I know the picture is not of that area, but it is one I like, and it’s mine.  It was actually taken in one of the many scenic rest areas in Utah on I-70.  You have no idea, or maybe you do, how hard it is to find open source images of tumbleweeds and tombstones.

Driving the back roads of Texas, is seldom completely boring.  Granted, some times you have to use a little creative thinking, but it can be interesting.  There is always a dilapidated old farm house, ramshackle barns, aging weary windmills, along with the tumbleweeds and tombstones.  I have always been pretty keen on cemeteries and tombstones, (Thank you Gorgeous) and of course tumbleweeds have invariably intrigued me.  At one time I was going to name this blog Tumbleweed Express, but that name was already taken; along with just about every other tumbleweed name you can think of. 
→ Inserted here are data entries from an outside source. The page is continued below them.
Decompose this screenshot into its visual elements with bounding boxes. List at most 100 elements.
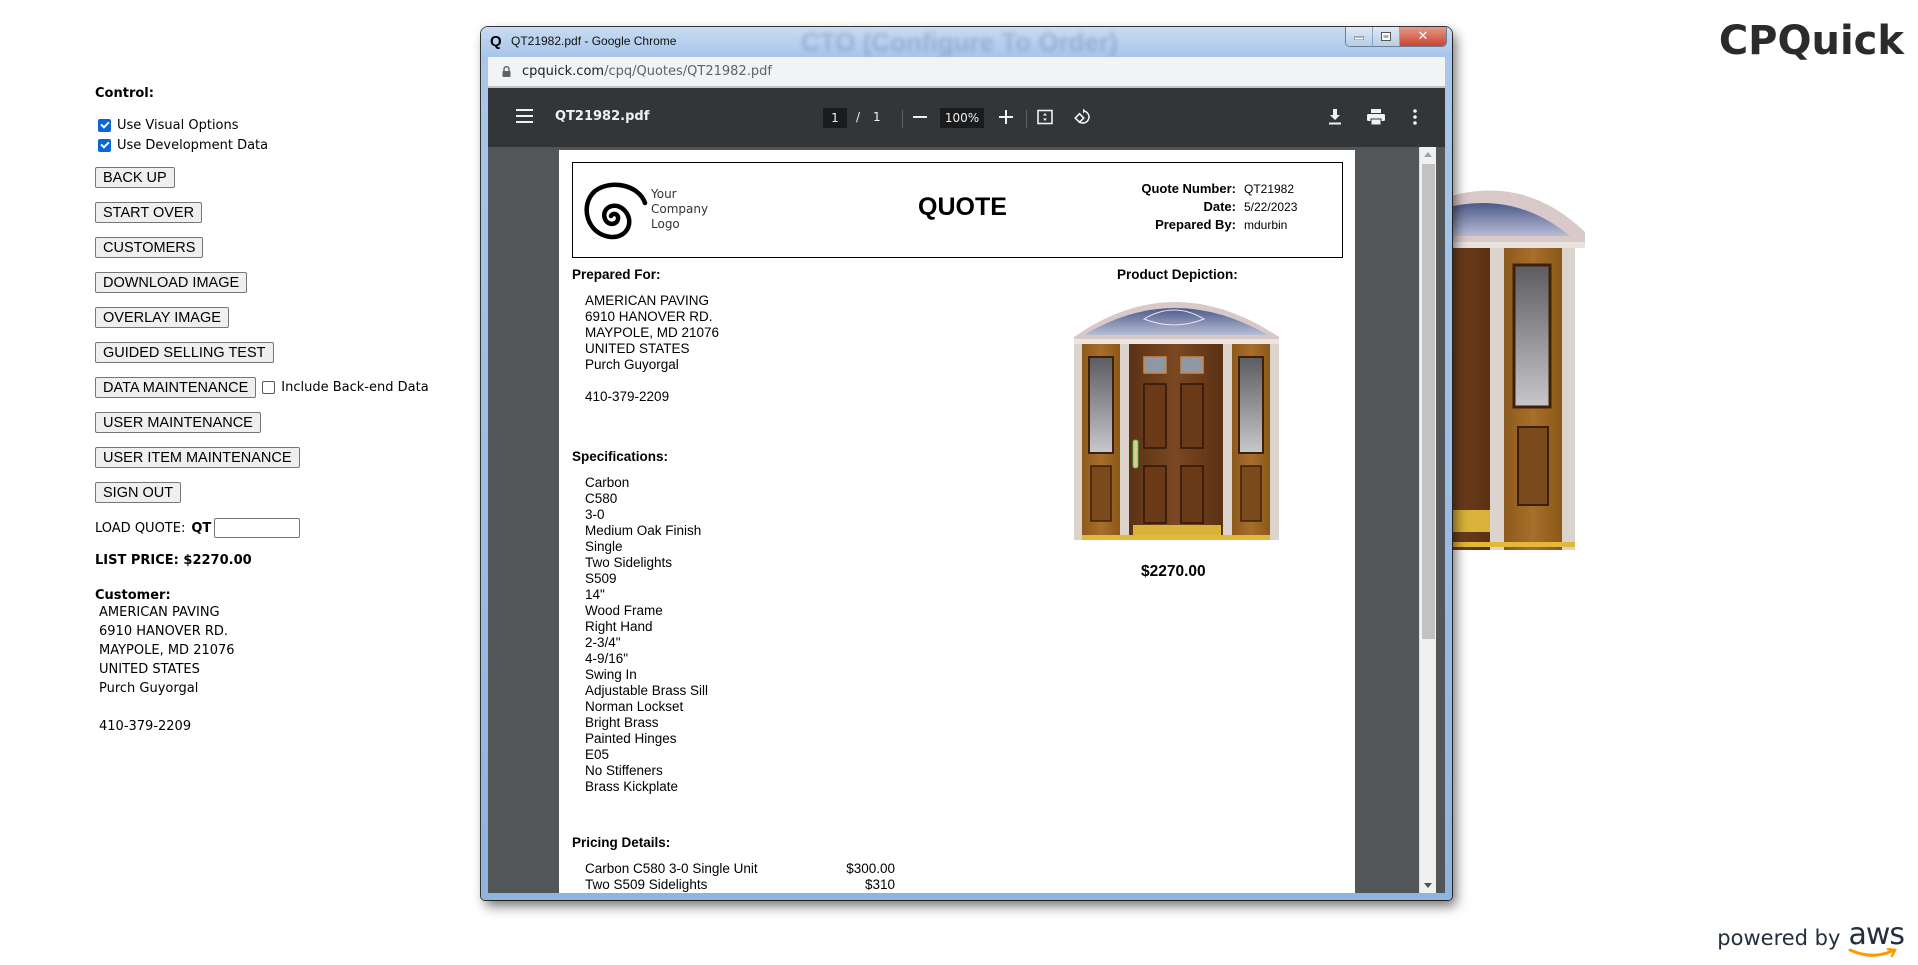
customer-line: UNITED STATES	[99, 662, 200, 677]
zoom-level-input[interactable]: 100%	[940, 108, 984, 128]
specification-item: Norman Lockset	[585, 699, 684, 714]
specification-item: Adjustable Brass Sill	[585, 683, 709, 698]
prepared-for-phone: 410-379-2209	[585, 389, 670, 404]
zoom-out-button[interactable]	[908, 105, 932, 129]
title-bar[interactable]: Q QT21982.pdf - Google Chrome CTO (Confi…	[481, 27, 1452, 57]
pricing-item: Two S509 Sidelights	[585, 877, 708, 892]
quote-date-row: Date: 5/22/2023	[1141, 198, 1310, 216]
vertical-scrollbar[interactable]	[1419, 147, 1436, 893]
print-button[interactable]	[1364, 105, 1388, 129]
sign-out-button[interactable]: SIGN OUT	[95, 482, 182, 503]
zoom-out-icon	[913, 116, 927, 118]
rotate-button[interactable]	[1071, 105, 1095, 129]
prepared-for-address: AMERICAN PAVING 6910 HANOVER RD. MAYPOLE…	[585, 293, 719, 405]
pdf-viewer[interactable]: Your Company Logo QUOTE Quote Number: QT2…	[488, 147, 1445, 893]
use-development-data-label: Use Development Data	[117, 137, 269, 153]
product-depiction-heading: Product Depiction:	[1117, 267, 1238, 282]
data-maintenance-button[interactable]: DATA MAINTENANCE	[95, 377, 257, 398]
customer-line: Purch Guyorgal	[99, 681, 199, 696]
include-backend-data-row[interactable]: Include Back-end Data	[262, 380, 429, 395]
page-number-input[interactable]: 1	[823, 108, 847, 128]
guided-selling-test-button[interactable]: GUIDED SELLING TEST	[95, 342, 274, 363]
aws-smile-icon	[1848, 948, 1898, 958]
window-title: QT21982.pdf - Google Chrome	[511, 34, 677, 48]
download-button[interactable]	[1323, 105, 1347, 129]
use-development-data-checkbox-row[interactable]: Use Development Data	[98, 135, 455, 155]
customer-phone: 410-379-2209	[99, 719, 192, 734]
customers-button[interactable]: CUSTOMERS	[95, 237, 204, 258]
specification-item: 3-0	[585, 507, 605, 522]
fit-page-icon	[1037, 109, 1053, 125]
specification-item: 4-9/16"	[585, 651, 629, 666]
fit-page-button[interactable]	[1033, 105, 1057, 129]
blurred-background-title: CTO (Configure To Order)	[801, 27, 1118, 57]
maximize-button[interactable]	[1373, 27, 1400, 46]
control-panel: Control: Use Visual Options Use Developm…	[95, 86, 455, 736]
address-bar[interactable]: cpquick.com/cpq/Quotes/QT21982.pdf	[488, 57, 1445, 87]
list-price: LIST PRICE: $2270.00	[95, 553, 252, 568]
url-text[interactable]: cpquick.com/cpq/Quotes/QT21982.pdf	[522, 64, 772, 79]
menu-icon[interactable]	[516, 109, 533, 123]
customer-heading: Customer:	[95, 588, 171, 603]
user-maintenance-button[interactable]: USER MAINTENANCE	[95, 412, 261, 433]
include-backend-data-checkbox[interactable]	[262, 381, 276, 394]
pricing-amount: $310	[864, 877, 895, 892]
specification-item: Single	[585, 539, 623, 554]
logo-line: Logo	[651, 217, 680, 231]
customer-address: AMERICAN PAVING 6910 HANOVER RD. MAYPOLE…	[99, 603, 455, 736]
customer-line: 6910 HANOVER RD.	[99, 624, 229, 639]
address-line: MAYPOLE, MD 21076	[585, 325, 720, 340]
specification-item: C580	[585, 491, 618, 506]
chrome-window: Q QT21982.pdf - Google Chrome CTO (Confi…	[481, 27, 1452, 900]
load-quote-input[interactable]	[214, 518, 301, 538]
url-host: cpquick.com	[522, 64, 605, 79]
minimize-button[interactable]	[1346, 27, 1373, 46]
url-path: /cpq/Quotes/QT21982.pdf	[604, 64, 772, 79]
aws-text: aws	[1848, 917, 1905, 952]
specification-item: Right Hand	[585, 619, 653, 634]
download-image-button[interactable]: DOWNLOAD IMAGE	[95, 272, 248, 293]
quote-meta: Quote Number: QT21982 Date: 5/22/2023 Prep…	[1141, 180, 1310, 234]
include-backend-data-label: Include Back-end Data	[281, 380, 429, 395]
scroll-up-icon[interactable]	[1424, 152, 1432, 157]
address-line: UNITED STATES	[585, 341, 690, 356]
minimize-icon	[1354, 36, 1364, 40]
zoom-in-icon	[999, 110, 1013, 124]
specification-item: Bright Brass	[585, 715, 659, 730]
app-q-icon: Q	[490, 33, 502, 50]
meta-key: Date:	[1203, 199, 1236, 214]
customer-line: AMERICAN PAVING	[99, 605, 220, 620]
total-pages: 1	[873, 110, 881, 124]
zoom-in-button[interactable]	[994, 105, 1018, 129]
specification-item: Brass Kickplate	[585, 779, 679, 794]
page-separator: /	[856, 110, 861, 124]
pdf-filename: QT21982.pdf	[555, 109, 650, 124]
meta-key: Prepared By:	[1155, 217, 1236, 232]
specification-item: 14"	[585, 587, 605, 602]
specifications-heading: Specifications:	[572, 449, 669, 464]
use-development-data-checkbox[interactable]	[98, 138, 111, 152]
use-visual-options-checkbox-row[interactable]: Use Visual Options	[98, 115, 455, 135]
prepared-by-row: Prepared By: mdurbin	[1141, 216, 1310, 234]
scrollbar-thumb[interactable]	[1422, 164, 1435, 639]
scroll-down-icon[interactable]	[1424, 883, 1432, 888]
pricing-item: Carbon C580 3-0 Single Unit	[585, 861, 758, 876]
more-options-button[interactable]	[1403, 105, 1427, 129]
start-over-button[interactable]: START OVER	[95, 202, 203, 223]
pdf-page: Your Company Logo QUOTE Quote Number: QT2…	[559, 150, 1355, 893]
overlay-image-button[interactable]: OVERLAY IMAGE	[95, 307, 229, 328]
specifications-list: Carbon C580 3-0 Medium Oak Finish Single Two …	[585, 475, 708, 795]
specification-item: Carbon	[585, 475, 630, 490]
pricing-row: Carbon C580 3-0 Single Unit $300.00	[585, 861, 895, 876]
back-up-button[interactable]: BACK UP	[95, 167, 175, 188]
use-visual-options-checkbox[interactable]	[98, 118, 111, 132]
logo-line: Your	[651, 187, 677, 201]
close-button[interactable]: ✕	[1400, 27, 1446, 46]
quote-date: 5/22/2023	[1244, 200, 1298, 214]
logo-line: Company	[651, 202, 709, 216]
user-item-maintenance-button[interactable]: USER ITEM MAINTENANCE	[95, 447, 300, 468]
prepared-by: mdurbin	[1244, 218, 1288, 232]
load-quote-prefix: QT	[191, 520, 212, 536]
specification-item: 2-3/4"	[585, 635, 621, 650]
window-controls: ✕	[1345, 27, 1447, 47]
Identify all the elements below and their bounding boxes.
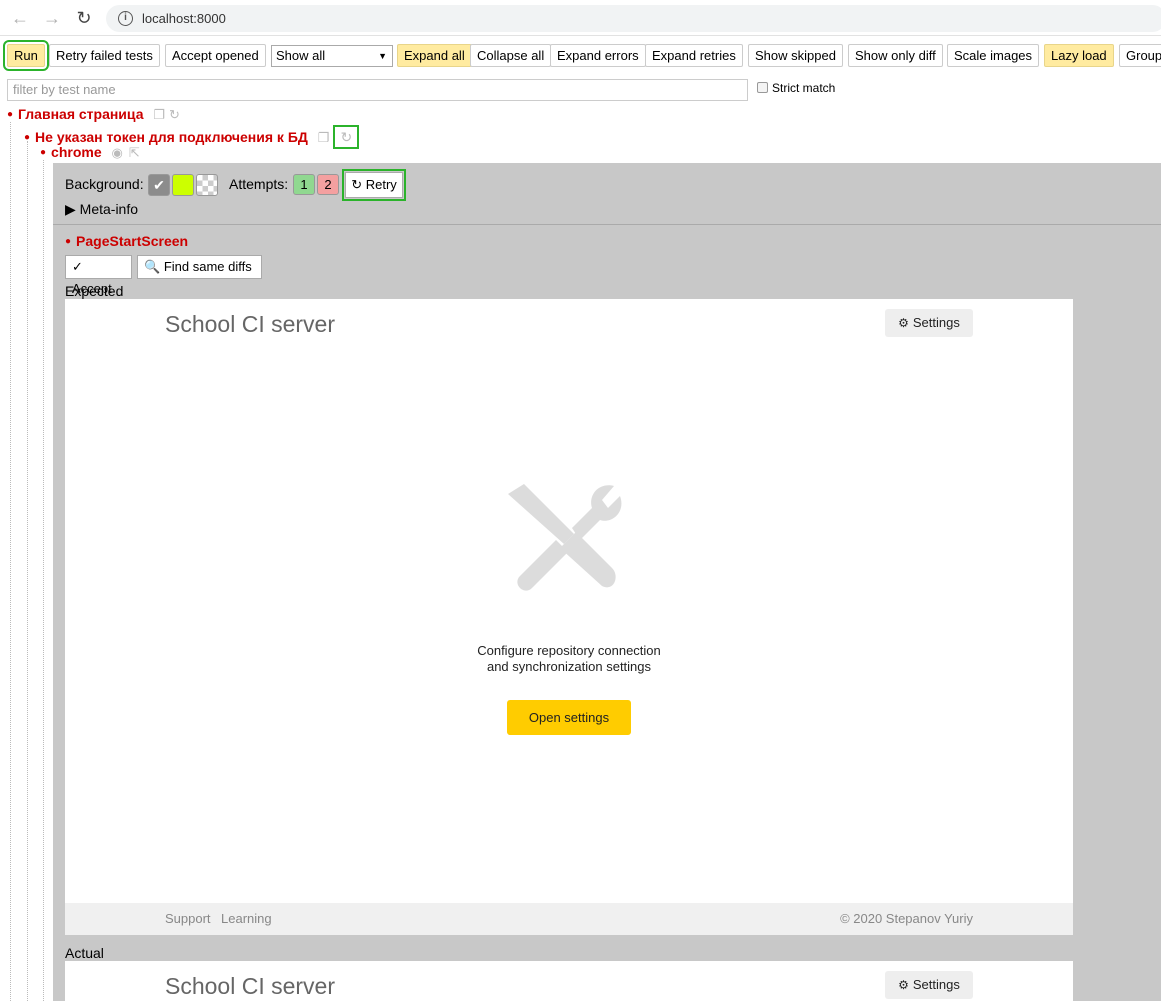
eye-icon[interactable]: ◉ bbox=[112, 145, 123, 161]
gear-icon: ⚙ bbox=[898, 978, 909, 992]
show-only-diff-button[interactable]: Show only diff bbox=[848, 44, 943, 67]
run-button[interactable]: Run bbox=[3, 40, 49, 71]
reload-icon[interactable]: ↻ bbox=[74, 8, 94, 28]
collapse-all-button[interactable]: Collapse all bbox=[470, 44, 552, 67]
state-title[interactable]: ● PageStartScreen bbox=[65, 233, 188, 249]
status-bullet-icon: ● bbox=[7, 109, 14, 120]
gear-icon: ⚙ bbox=[898, 316, 909, 330]
browser-title[interactable]: chrome bbox=[51, 144, 102, 160]
back-arrow-icon[interactable]: ← bbox=[10, 8, 30, 28]
copy-icon[interactable]: ❐ bbox=[318, 130, 330, 146]
suite-title[interactable]: Главная страница bbox=[18, 106, 143, 122]
browser-toolbar: ← → ↻ i localhost:8000 bbox=[0, 0, 1161, 36]
configure-text-line1: Configure repository connection bbox=[477, 643, 661, 658]
checkbox-icon[interactable] bbox=[757, 82, 768, 93]
app-title: School CI server bbox=[165, 311, 336, 337]
find-same-diffs-label: Find same diffs bbox=[163, 259, 252, 274]
expected-screenshot: School CI server ⚙ Settings Configure rep… bbox=[65, 299, 1073, 935]
background-label: Background: bbox=[65, 176, 144, 192]
actual-screenshot: School CI server ⚙ Settings bbox=[65, 961, 1073, 1001]
forward-arrow-icon[interactable]: → bbox=[42, 8, 62, 28]
address-bar[interactable]: i localhost:8000 bbox=[106, 5, 1161, 32]
copy-icon[interactable]: ❐ bbox=[153, 107, 165, 123]
settings-button: ⚙ Settings bbox=[885, 309, 973, 337]
meta-info-toggle[interactable]: ▶ Meta-info bbox=[65, 201, 138, 218]
tree-guide-line bbox=[10, 122, 11, 1001]
test-title[interactable]: Не указан токен для подключения к БД bbox=[35, 129, 308, 145]
lazy-load-button[interactable]: Lazy load bbox=[1044, 44, 1114, 67]
app-title: School CI server bbox=[165, 973, 336, 999]
accept-button[interactable]: ✓ Accept bbox=[65, 255, 132, 296]
accept-opened-button[interactable]: Accept opened bbox=[165, 44, 266, 67]
footer-learning-link: Learning bbox=[221, 911, 272, 926]
show-filter-select[interactable]: Show all ▼ bbox=[271, 45, 393, 67]
url-text: localhost:8000 bbox=[142, 11, 226, 26]
tools-icon bbox=[508, 484, 622, 591]
status-bullet-icon: ● bbox=[65, 236, 72, 247]
find-same-diffs-button[interactable]: 🔍 Find same diffs bbox=[137, 255, 262, 279]
expand-all-button[interactable]: Expand all bbox=[397, 44, 472, 67]
background-lime-swatch[interactable] bbox=[172, 174, 194, 196]
settings-label: Settings bbox=[912, 977, 960, 992]
attempt-2-tab[interactable]: 2 bbox=[317, 174, 339, 195]
configure-text-line2: and synchronization settings bbox=[486, 659, 652, 674]
tree-suite-item[interactable]: ● Главная страница ❐ ↻ bbox=[7, 106, 180, 123]
settings-label: Settings bbox=[912, 315, 960, 330]
info-icon[interactable]: i bbox=[118, 11, 133, 26]
retry-button[interactable]: ↻ Retry bbox=[342, 169, 406, 201]
strict-match-label: Strict match bbox=[772, 81, 836, 95]
attempts-label: Attempts: bbox=[229, 176, 289, 192]
tree-browser-item[interactable]: ● chrome ◉ ⇱ bbox=[40, 144, 140, 161]
strict-match-checkbox[interactable]: Strict match bbox=[757, 81, 835, 95]
show-skipped-button[interactable]: Show skipped bbox=[748, 44, 843, 67]
app-footer: Support Learning © 2020 Stepanov Yuriy bbox=[65, 903, 1073, 935]
attempt-1-tab[interactable]: 1 bbox=[293, 174, 315, 195]
scale-images-button[interactable]: Scale images bbox=[947, 44, 1040, 67]
retry-icon[interactable]: ↻ bbox=[333, 125, 360, 149]
divider bbox=[53, 224, 1161, 225]
tree-guide-line bbox=[43, 160, 44, 1001]
footer-copyright: © 2020 Stepanov Yuriy bbox=[840, 911, 973, 926]
tree-guide-line bbox=[27, 141, 28, 1001]
state-name-text[interactable]: PageStartScreen bbox=[76, 233, 188, 249]
dropdown-arrow-icon: ▼ bbox=[378, 51, 387, 61]
expand-errors-button[interactable]: Expand errors bbox=[550, 44, 646, 67]
open-settings-button: Open settings bbox=[507, 700, 631, 735]
expand-retries-button[interactable]: Expand retries bbox=[645, 44, 743, 67]
retry-failed-tests-button[interactable]: Retry failed tests bbox=[49, 44, 160, 67]
status-bullet-icon: ● bbox=[24, 132, 31, 143]
group-button[interactable]: Group bbox=[1119, 44, 1161, 67]
result-panel: Background: ✔ Attempts: 1 2 ↻ Retry ▶ Me… bbox=[53, 163, 1161, 1001]
magnifier-icon: 🔍 bbox=[144, 259, 161, 274]
show-filter-value: Show all bbox=[276, 48, 326, 63]
expected-label: Expected bbox=[65, 283, 124, 299]
background-checker-swatch[interactable] bbox=[196, 174, 218, 196]
background-gray-swatch[interactable]: ✔ bbox=[148, 174, 170, 196]
filter-input[interactable]: filter by test name bbox=[7, 79, 748, 101]
actual-label: Actual bbox=[65, 945, 104, 961]
status-bullet-icon: ● bbox=[40, 147, 47, 158]
share-icon[interactable]: ⇱ bbox=[129, 145, 140, 161]
footer-support-link: Support bbox=[165, 911, 211, 926]
settings-button: ⚙ Settings bbox=[885, 971, 973, 999]
retry-icon[interactable]: ↻ bbox=[169, 107, 180, 123]
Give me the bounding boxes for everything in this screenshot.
Someday, I’m going to take the extra time and check out some of those cemeteries.  The ones that really intrigue me are the tiny little ones next to an old abandoned church or along the outskirts of a small town.  My curiosity can at times get away from me, and I find myself tempted to stop, but usually I simply don’t have the time.  I guess I will have to plan my trips a little better so I can do my little breaks at some of those cemeteries.  Of course there also the larger ones that have really incredible tombstones, or have an interesting topography.  I would love to spend some time reading the inscriptions, imagining the lives they held, pondering the deaths that befell them.  It is a little hard to explain, and sometimes I think it makes me sound a little nuts, but; I feel an attachment to the spirits of hallowed ground.  I enjoy exploring, listening to the wind whisper, telling their secrets, allowing my mind to wander in the past.

One thing that has always struck me as funny, is that Texas seems to have more historical roadside markers than any other state.  The Chisholm Trail seems to be a very prevalent topic on many of these historical markers.  Yes I have stopped at many to assuage my curiosity and stretch these long lanky legs.  I do find them informative, and sometimes learn a tid bit or two I didn’t know.  I read them whenever I stop at a historical marker, after all someone went through the trouble of putting them out there. 

Well, I guess that is enough for today, I’ll be working on more posts in the near future.  Sorry for the rambling nature of this one, I seem to be getting sidetracked quite a bit today.  I had planed on getting all descriptive of those old farms and windmills, maybe tomorrow.